As the saying goes, every Mongolian is a singer. A Mongolian party would not be complete without a round of songs, and everyone is expected to sing (and drink). Although such parties are still en vogue, sophisticated urbanites have embraced karaoke as a welcome alternative, which means there is a karaoke joint on every corner. Here, we’ve picked some of our favorites.

  • Sun Street Karaoke (Seoul Street, across from School No.1): Karaoke places tend to be dingy, smoke-filled affairs, but Sun Street karaoke is a welcome exception. Nicely appointed rooms, good acoustics and reasonable service – overall, a great place to exhaust your vocal cords.
  • Mongol Karaoke (Peace Avenue, behind Centerpoint): The best thing about Mongol karaoke is that it stays open past midnight. be sure to knock loudly, and the door will magically open almost every time.
  • M-Club (Baruun Selbe Street, TEDY center): Mobicom has made so much money over the last decade that it felt obliged to give back a little and invested in a member’s only entertainment center complete with a bowling alley, mini-cinema, game center and a karaoke lounge. Although you still have to fork out cash for most services, the two karaoke rooms are quite nice.
  • Chinggis Khaan Hotel (Tokyo Street): Most UB hotels feature karaoke facilities, which can be rented even if you are not staying at the hotel. Chinggis khaan hotel’s karaoke rooms are pleasant (some even have en-suite bathrooms), but be prepared to shell out 5 star prices.

Top 5 Karaoke Songs

Sure, you have the Beatles covered, with a sprinkling of Elvis and Abba, but these Mongolian tunes will make or break the night.

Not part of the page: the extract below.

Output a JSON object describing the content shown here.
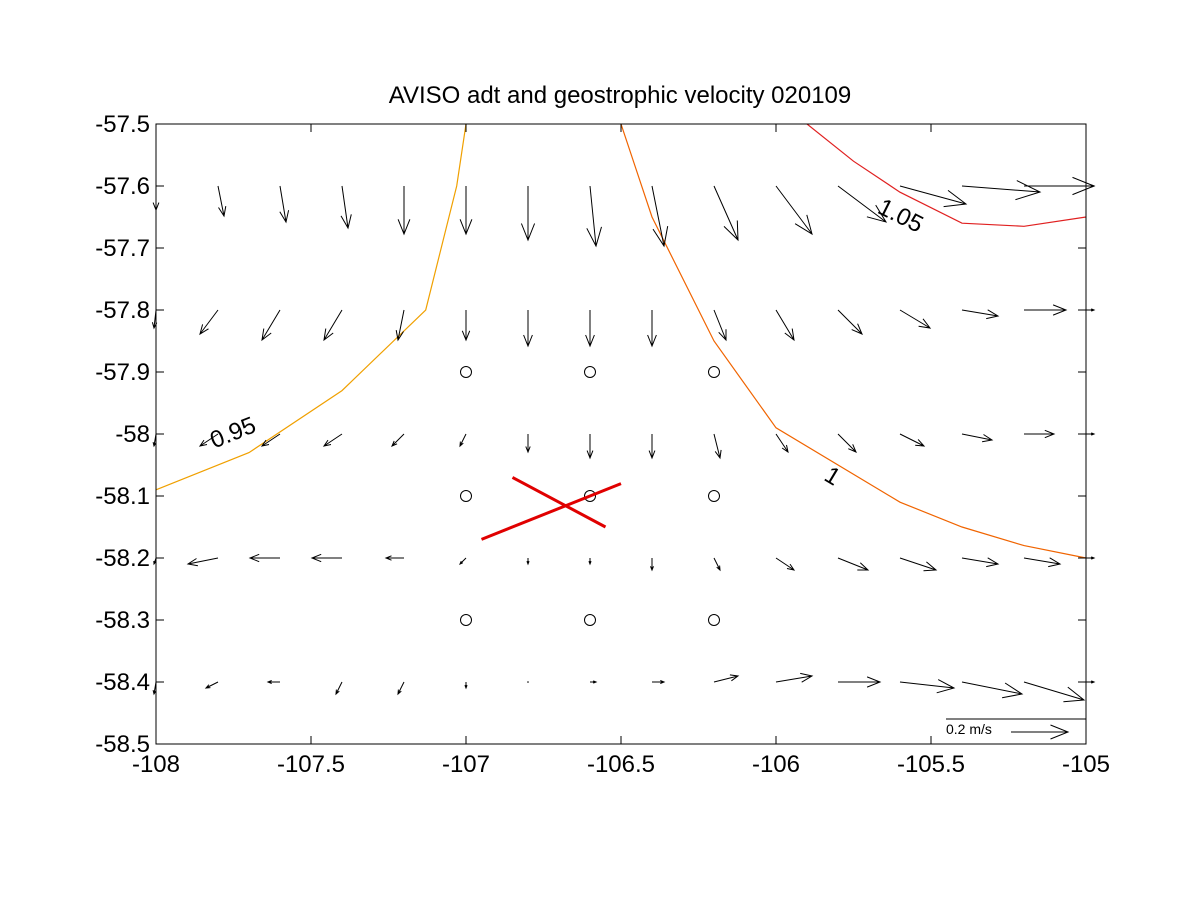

1. Kharanga – “Толин хул”. If you want some adrenaline, sing along to this Kharanga number and make sure you do an impression of Lkhagva strutting around with the mic. Done right, this track is guaranteed to leave you with a sore throat for the rest of the night.

2. Javkhlan – “Чи минь байгаа хойно”. Javkhlan is a perennial karaoke favorite, and even people who profess an ardent dislike of Mongolian country music will warm up to this hit.

3. Minjinsor/Chingis – “Дөрвөн улирал хоёр амраг”. A great male/female duet.

4. Sarantuya – “Хайрын бурхан”. One of Sarantuya’s biggest hits, this romantic ballad from 1996 will have everyone swooning. You gotta have Saraa’s vocal range though.

5. Khar Sarnai – “Шөнийн охин”. What would karaoke night be without a little rap? Go nuts.